The press conference was held at the parish's emergency operations and communication center in Gretna, ahead of Marco's projected Monday landfall.
A long list of Jefferson Parish leaders urged residents to use this weekend to prepare for Tropical Storms Laura and March in the midst of the coronavirus pandemic, and among those leaders was Parish President Cynthia Lee-Sheng.
"This press conference is really to make sure everyone stays informed," Lee-Sheng said Saturday morning. "Everybody — all of our citizens, all of our business should be in preparation mode."
Local and state restrictions put in place to combat the spread of COVID-19 will remain in effect, and Lee-Sheng told residents to remain vigilant against the virus.
"With storms, you maybe have people (over) who aren't sleeping at your house normally, and you might have older relatives you are checking in on," the Jefferson Parish president said. "There's just a lot more activity out in the community as a whole, so please make sure that you never let your guard down and remember we are still fighting COVID."
During the press conference, Jefferson Parish Councilman Ricky Templet said measures have been made to help residents outside of the levee protections system.
"Outside the protected levee system, we have roughly 16 back-up pumps for those areas to help protect lower Laffite, Crown Point, Barataria and Grand Isle," he said.
Preparing for two named storms heading to Louisiana at the same time, local leaders, like Jefferson Parish Councilman Scott Walker, want people to prepare, not panic.
"You need to be ready," Jefferson Parish Councilman Scott Walker said. "Whether it's a tropical storm, category 1, or category 5, anytime something is in the gulf, you need to pay attention to it."
Jefferson Parish, alongside the state and several neighboring parishes, has declared a state of emergency ahead of the unusual weather event.
The current models for the storms put Marco further west, making landfall in Texas.
The storm could still strengthen into a hurricane once it's in the Gulf.
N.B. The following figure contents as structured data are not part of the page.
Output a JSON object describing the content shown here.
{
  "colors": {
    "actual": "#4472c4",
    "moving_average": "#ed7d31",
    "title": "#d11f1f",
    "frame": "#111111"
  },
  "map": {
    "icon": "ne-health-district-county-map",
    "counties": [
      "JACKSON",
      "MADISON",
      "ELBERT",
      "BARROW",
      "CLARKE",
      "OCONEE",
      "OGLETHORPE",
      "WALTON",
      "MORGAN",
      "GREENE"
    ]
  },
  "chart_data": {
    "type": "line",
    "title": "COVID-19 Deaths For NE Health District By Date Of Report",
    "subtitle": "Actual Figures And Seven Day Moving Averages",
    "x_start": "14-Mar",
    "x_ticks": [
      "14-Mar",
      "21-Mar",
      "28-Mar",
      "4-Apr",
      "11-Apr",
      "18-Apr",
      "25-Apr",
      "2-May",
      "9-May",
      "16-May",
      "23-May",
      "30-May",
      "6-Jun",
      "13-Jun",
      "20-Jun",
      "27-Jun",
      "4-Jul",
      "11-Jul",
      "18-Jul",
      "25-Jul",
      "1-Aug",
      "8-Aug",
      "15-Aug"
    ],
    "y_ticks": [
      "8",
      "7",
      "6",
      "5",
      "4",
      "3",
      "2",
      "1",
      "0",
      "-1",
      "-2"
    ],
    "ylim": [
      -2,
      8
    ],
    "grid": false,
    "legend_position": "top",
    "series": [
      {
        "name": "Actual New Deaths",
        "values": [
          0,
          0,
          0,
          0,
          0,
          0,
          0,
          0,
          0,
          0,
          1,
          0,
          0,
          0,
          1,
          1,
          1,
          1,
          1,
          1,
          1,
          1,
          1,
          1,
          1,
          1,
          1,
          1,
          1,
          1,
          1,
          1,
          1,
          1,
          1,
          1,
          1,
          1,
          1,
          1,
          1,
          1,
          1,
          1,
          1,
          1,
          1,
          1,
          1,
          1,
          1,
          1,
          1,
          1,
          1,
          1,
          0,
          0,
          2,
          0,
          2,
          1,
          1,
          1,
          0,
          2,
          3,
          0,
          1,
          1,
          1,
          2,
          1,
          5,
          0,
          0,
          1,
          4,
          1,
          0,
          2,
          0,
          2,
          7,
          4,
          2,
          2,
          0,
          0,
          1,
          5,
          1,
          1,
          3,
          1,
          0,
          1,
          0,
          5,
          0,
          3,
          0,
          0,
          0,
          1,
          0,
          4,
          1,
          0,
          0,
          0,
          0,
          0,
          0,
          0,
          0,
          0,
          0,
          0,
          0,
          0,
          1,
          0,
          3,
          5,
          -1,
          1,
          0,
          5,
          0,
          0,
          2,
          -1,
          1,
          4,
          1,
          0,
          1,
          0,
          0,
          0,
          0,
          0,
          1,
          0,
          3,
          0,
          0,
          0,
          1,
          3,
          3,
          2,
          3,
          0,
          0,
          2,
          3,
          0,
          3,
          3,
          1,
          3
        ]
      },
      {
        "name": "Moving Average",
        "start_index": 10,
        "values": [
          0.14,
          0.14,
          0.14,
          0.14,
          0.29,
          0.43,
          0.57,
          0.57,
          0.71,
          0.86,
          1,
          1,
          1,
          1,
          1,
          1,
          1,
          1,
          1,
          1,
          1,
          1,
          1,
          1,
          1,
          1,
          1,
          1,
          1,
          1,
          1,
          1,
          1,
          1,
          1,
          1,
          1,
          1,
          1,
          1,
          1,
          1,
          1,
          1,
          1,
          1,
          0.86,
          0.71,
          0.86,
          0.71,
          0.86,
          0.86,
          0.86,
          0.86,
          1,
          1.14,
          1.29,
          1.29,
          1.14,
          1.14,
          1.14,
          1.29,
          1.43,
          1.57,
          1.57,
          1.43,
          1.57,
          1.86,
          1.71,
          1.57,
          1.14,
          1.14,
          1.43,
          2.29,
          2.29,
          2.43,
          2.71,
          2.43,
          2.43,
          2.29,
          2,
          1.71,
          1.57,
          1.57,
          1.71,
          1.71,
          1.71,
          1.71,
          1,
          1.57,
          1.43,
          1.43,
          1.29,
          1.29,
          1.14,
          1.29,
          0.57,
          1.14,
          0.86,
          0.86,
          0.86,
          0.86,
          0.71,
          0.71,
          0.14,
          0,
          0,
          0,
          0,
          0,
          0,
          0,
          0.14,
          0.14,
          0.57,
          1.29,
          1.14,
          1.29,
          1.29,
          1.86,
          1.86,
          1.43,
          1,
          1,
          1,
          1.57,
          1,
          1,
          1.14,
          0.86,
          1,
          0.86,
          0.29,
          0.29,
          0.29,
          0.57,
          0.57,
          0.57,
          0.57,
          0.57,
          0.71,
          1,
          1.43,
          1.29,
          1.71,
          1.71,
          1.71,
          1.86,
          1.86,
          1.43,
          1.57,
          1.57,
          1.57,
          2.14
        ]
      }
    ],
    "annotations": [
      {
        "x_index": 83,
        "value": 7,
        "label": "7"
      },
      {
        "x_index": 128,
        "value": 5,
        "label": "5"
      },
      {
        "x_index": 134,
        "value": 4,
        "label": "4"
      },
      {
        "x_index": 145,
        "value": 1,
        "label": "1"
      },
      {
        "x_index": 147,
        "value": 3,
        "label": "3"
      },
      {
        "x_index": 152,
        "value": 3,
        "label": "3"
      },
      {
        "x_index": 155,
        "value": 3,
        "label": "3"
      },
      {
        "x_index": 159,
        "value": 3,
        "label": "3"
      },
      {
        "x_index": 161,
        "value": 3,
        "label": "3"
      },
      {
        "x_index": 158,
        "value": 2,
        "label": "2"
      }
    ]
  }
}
It will then likely weaken before landfall due to increasing wind shear expected near the coast.
Laura is the more immediate danger and is projected to be the more powerful storm. While there is still a lot of uncertainty in its path, current projections have it making landfall as a Category 1 hurricane on the Louisiana coast sometime between Tuesday and Wednesday.
The mountainous terrain of Hispaniola could disrupt the surface circulation and Laura may be very disorganized once in the Gulf Monday. This would mean Laura would need to undergo far more development once in the Gulf to intensity.